Davidson EM., Poon MTC., Casey A., Grivas A., Duma D., Dong H., Suárez-Paniagua V., Grover C., Tobin R., Whalley H., Wu H., Alex B., Whiteley W.
BACKGROUND: Automated language analysis of radiology reports using natural language processing (NLP) can provide valuable information on patients' health and disease. With its rapid development, NLP studies should have transparent methodology to allow comparison of approaches and reproducibility. This systematic review aims to summarise the characteristics and reporting quality of studies applying NLP to radiology reports. METHODS: We searched Google Scholar for studies published in English that applied NLP to radiology reports of any imaging modality between January 2015 and October 2019. At least two reviewers independently performed screening and completed data extraction. We specified 15 criteria relating to data source, datasets, ground truth, outcomes, and reproducibility for quality assessment. The primary NLP performance measures were precision, recall and F1 score. RESULTS: Of the 4,836 records retrieved, we included 164 studies that used NLP on radiology reports. The commonest clinical applications of NLP were disease information or classification (28%) and diagnostic surveillance (27.4%). Most studies used English radiology reports (86%).
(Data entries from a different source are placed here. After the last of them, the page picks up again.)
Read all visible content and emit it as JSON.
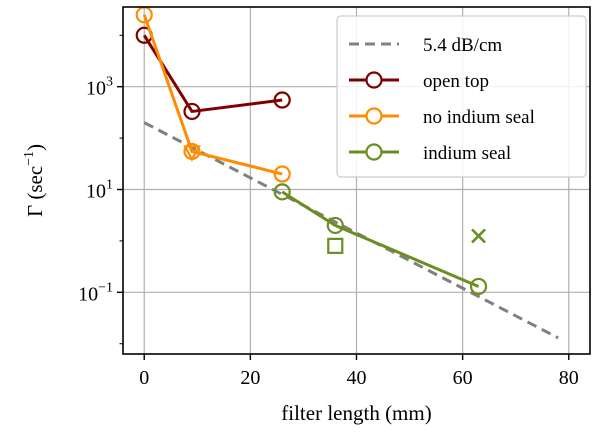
{
  "chart_data": {
    "type": "line",
    "title": "",
    "xlabel": "filter length (mm)",
    "ylabel": "Γ  (sec",
    "ylabel_superscript": "−1",
    "ylabel_close": ")",
    "xlim": [
      -4,
      84
    ],
    "ylim_log10": [
      -2.2,
      4.55
    ],
    "y_scale": "log",
    "grid": true,
    "legend_placement": "top-right",
    "x_ticks": [
      {
        "value": 0,
        "label": "0"
      },
      {
        "value": 20,
        "label": "20"
      },
      {
        "value": 40,
        "label": "40"
      },
      {
        "value": 60,
        "label": "60"
      },
      {
        "value": 80,
        "label": "80"
      }
    ],
    "y_ticks": [
      {
        "value": 0.1,
        "base": "10",
        "exp": "−1"
      },
      {
        "value": 10,
        "base": "10",
        "exp": "1"
      },
      {
        "value": 1000,
        "base": "10",
        "exp": "3"
      }
    ],
    "series": [
      {
        "name": "5.4 dB/cm",
        "style": "dashed",
        "color": "#808080",
        "x": [
          0,
          78
        ],
        "y": [
          200,
          0.013
        ]
      },
      {
        "name": "open top",
        "style": "line-marker",
        "color": "#800000",
        "x": [
          0,
          9,
          26
        ],
        "y": [
          10000,
          330,
          550
        ]
      },
      {
        "name": "no indium seal",
        "style": "line-marker",
        "color": "#ff8c00",
        "x": [
          0,
          9,
          26
        ],
        "y": [
          25000,
          55,
          20
        ]
      },
      {
        "name": "indium seal",
        "style": "line-marker",
        "color": "#6b8e23",
        "x": [
          26,
          36,
          63
        ],
        "y": [
          9,
          2,
          0.13
        ]
      }
    ],
    "extra_markers": [
      {
        "shape": "triangle-down",
        "color": "#ff8c00",
        "x": 9,
        "y": 55
      },
      {
        "shape": "square",
        "color": "#6b8e23",
        "x": 36,
        "y": 0.8
      },
      {
        "shape": "x",
        "color": "#6b8e23",
        "x": 63,
        "y": 1.25
      }
    ]
  }
}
Reports from mixed imaging modalities were used in 28% of the studies. Oncology (24%) was the most frequent disease area. Most studies had dataset size > 200 (85.4%) but the proportion of studies that described their annotated, training, validation, and test set were 67.1%, 63.4%, 45.7%, and 67.7% respectively. About half of the studies reported precision (48.8%) and recall (53.7%). Few studies reported external validation performed (10.8%), data availability (8.5%) and code availability (9.1%). There was no pattern of performance associated with the overall reporting quality. CONCLUSIONS: There is a range of potential clinical applications for NLP of radiology reports in health services and research. However, we found suboptimal reporting quality that precludes comparison, reproducibility, and replication. Our results support the need for development of reporting standards specific to clinical NLP studies.